Redaction of Document

So I have a document and I want to write redact some certain parts of the document but I want to do it using rust. My first idea was to convert to image and then image to matrix, but I am kind of stuck at the phase of image to matrix and gets complicated. I would really like some advice on this topic Any reference will be extremely helpful.

Thanks!

I don't understand how converting an image to a matrix is aiding in the task (nor how converting a document to an image is helping.) If you have a text-based document, you can redact it by simply replacing text. What is the purpose in rendering a document as an image here?

Oh my idea was I take it as a grayscale image and then the pixels are turned 0 , the ones I want to redact. What do you suggest?

What kind of document it is? Probably it would be easier to edit it directly.

I want to do it for general document, well the idea is let's take a redacted document and then we are given the original one too and the points were it is redacted. One needs to do the redaction and compare with the redacted document and if they are exactly the same. So I sort of need it to go in the flow rather than just redacting it on my own.

That only works if the documents are rendered in exactly the same way. Which is almost assuredly never going to happen if you don't care what format they are in.

If you really intend to compare two general documents and accurately detect if the redacted and original share the same source, you need to either have both documents in their original format, or do some AI pattern-matching analysis to measure the similarity of their content, perhaps ignoring parts that are obviously redacted. But it doesn't help to do a redaction, because you're probably never going to be looking at the redacted parts anyway; they don't contain any useful information.

It seems like your method would only tell you two documents are the same if you already know they are the same.

Yes because I want to verify that the redacted document is indeed the redaction of the given document

You don't need to "convert from image to matrix." An image is a matrix of pixels. Once you've used the image crate to load the image into memory, you can access and modify the elements of that matrix using the various methods in ImageBuffer and other image types/traits.
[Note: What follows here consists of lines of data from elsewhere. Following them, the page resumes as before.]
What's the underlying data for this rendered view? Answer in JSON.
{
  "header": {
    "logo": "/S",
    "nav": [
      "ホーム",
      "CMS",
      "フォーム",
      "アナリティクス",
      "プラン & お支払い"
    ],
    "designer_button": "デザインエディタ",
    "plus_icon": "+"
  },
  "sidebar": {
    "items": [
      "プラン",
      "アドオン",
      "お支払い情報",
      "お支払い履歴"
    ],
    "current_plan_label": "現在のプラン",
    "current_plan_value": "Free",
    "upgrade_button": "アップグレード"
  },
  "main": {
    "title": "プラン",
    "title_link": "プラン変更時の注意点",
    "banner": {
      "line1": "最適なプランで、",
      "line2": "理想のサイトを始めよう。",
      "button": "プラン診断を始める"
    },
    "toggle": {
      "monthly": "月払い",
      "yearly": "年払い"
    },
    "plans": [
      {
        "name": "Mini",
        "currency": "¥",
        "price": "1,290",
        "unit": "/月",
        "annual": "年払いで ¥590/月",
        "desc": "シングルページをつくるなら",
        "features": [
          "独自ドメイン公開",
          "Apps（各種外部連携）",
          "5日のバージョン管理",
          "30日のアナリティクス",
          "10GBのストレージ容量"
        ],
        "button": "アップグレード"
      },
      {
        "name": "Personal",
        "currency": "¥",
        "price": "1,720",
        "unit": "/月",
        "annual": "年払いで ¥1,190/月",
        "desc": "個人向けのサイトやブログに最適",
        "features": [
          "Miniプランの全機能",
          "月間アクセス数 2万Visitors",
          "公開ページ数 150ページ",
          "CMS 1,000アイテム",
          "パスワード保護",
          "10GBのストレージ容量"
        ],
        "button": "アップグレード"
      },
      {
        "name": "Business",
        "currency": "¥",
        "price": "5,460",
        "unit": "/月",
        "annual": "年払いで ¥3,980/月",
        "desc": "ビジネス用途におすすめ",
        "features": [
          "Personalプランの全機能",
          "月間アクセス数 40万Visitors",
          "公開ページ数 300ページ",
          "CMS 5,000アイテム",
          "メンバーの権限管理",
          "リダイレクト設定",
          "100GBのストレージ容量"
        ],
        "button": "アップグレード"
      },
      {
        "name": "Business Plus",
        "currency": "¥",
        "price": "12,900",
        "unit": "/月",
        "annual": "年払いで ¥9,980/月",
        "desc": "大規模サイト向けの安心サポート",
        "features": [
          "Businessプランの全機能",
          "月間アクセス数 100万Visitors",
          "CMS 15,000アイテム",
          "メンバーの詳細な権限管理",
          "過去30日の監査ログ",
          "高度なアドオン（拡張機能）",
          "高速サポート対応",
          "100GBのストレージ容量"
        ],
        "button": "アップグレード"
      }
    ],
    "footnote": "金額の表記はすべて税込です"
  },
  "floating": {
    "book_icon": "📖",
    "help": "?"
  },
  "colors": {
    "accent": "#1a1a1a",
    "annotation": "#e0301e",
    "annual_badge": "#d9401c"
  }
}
For example, if you want to turn all the pixels in a 100-by-100 rectangle black, you can do:

let width = 100;
let height = 100;
let black = Luma([0]);

for y in 0..height {
    for x in 0..width {
        image.put_pixel(x, y, black);
    }
}

Oh that's interesting and then I can just display the image in order to check right ?

Yes. Or if you want to compare it to a reference image, you can load both images into memory and then check whether they are equal.

No I just want to take an image, do redaction at the places and then check if it is similar to the original image. That is interesting way to be honest. But now I am thinking what if I want to redact specific parts like not anywhere in the image but some specific parts. That seems difficult then..

It sounds like you might be dealing with photocopy images, or scanned images. Something that is more likely to be stored as .jpg file than a .txt file.

This is why it is difficult. The jpeg (or any similar image format) doesn't understand text, it just understands pixels (oversimplifying here but go with it).

To interpret "specific parts" of an image. Like a date of birth or a name within a document is a whole interesting challenge for machine learning in its own right. If you can possibly go by generous coordinate regions of the image you'll have a much easier go of it.

Hopefully you're dealing with a known set of forms or something and you can pair some metadata with the image to lookup how to redact it.

Yeah, that's what I am going for. That's interesting, I will think about it, can I do it in rust ??

If you can do it at all (converting image to text is, as was said before, a fairly hard problem), then yes, you can do it in Rust too.

1 Like

Yes, but do yourself a favour and do it in python :wink:

Python has a huge headstart in machine learning. In fairness rust, will have its uses in the machine learning space but in my opinion it is best used at a lower level (for speed and correctness). With time this may well change!

The high level tasks are just that much easier with established libraries with loads of tutorials.

Yeah that's the conclusion I came up with finally yesterday, I will do the redact part in python.

Thanks!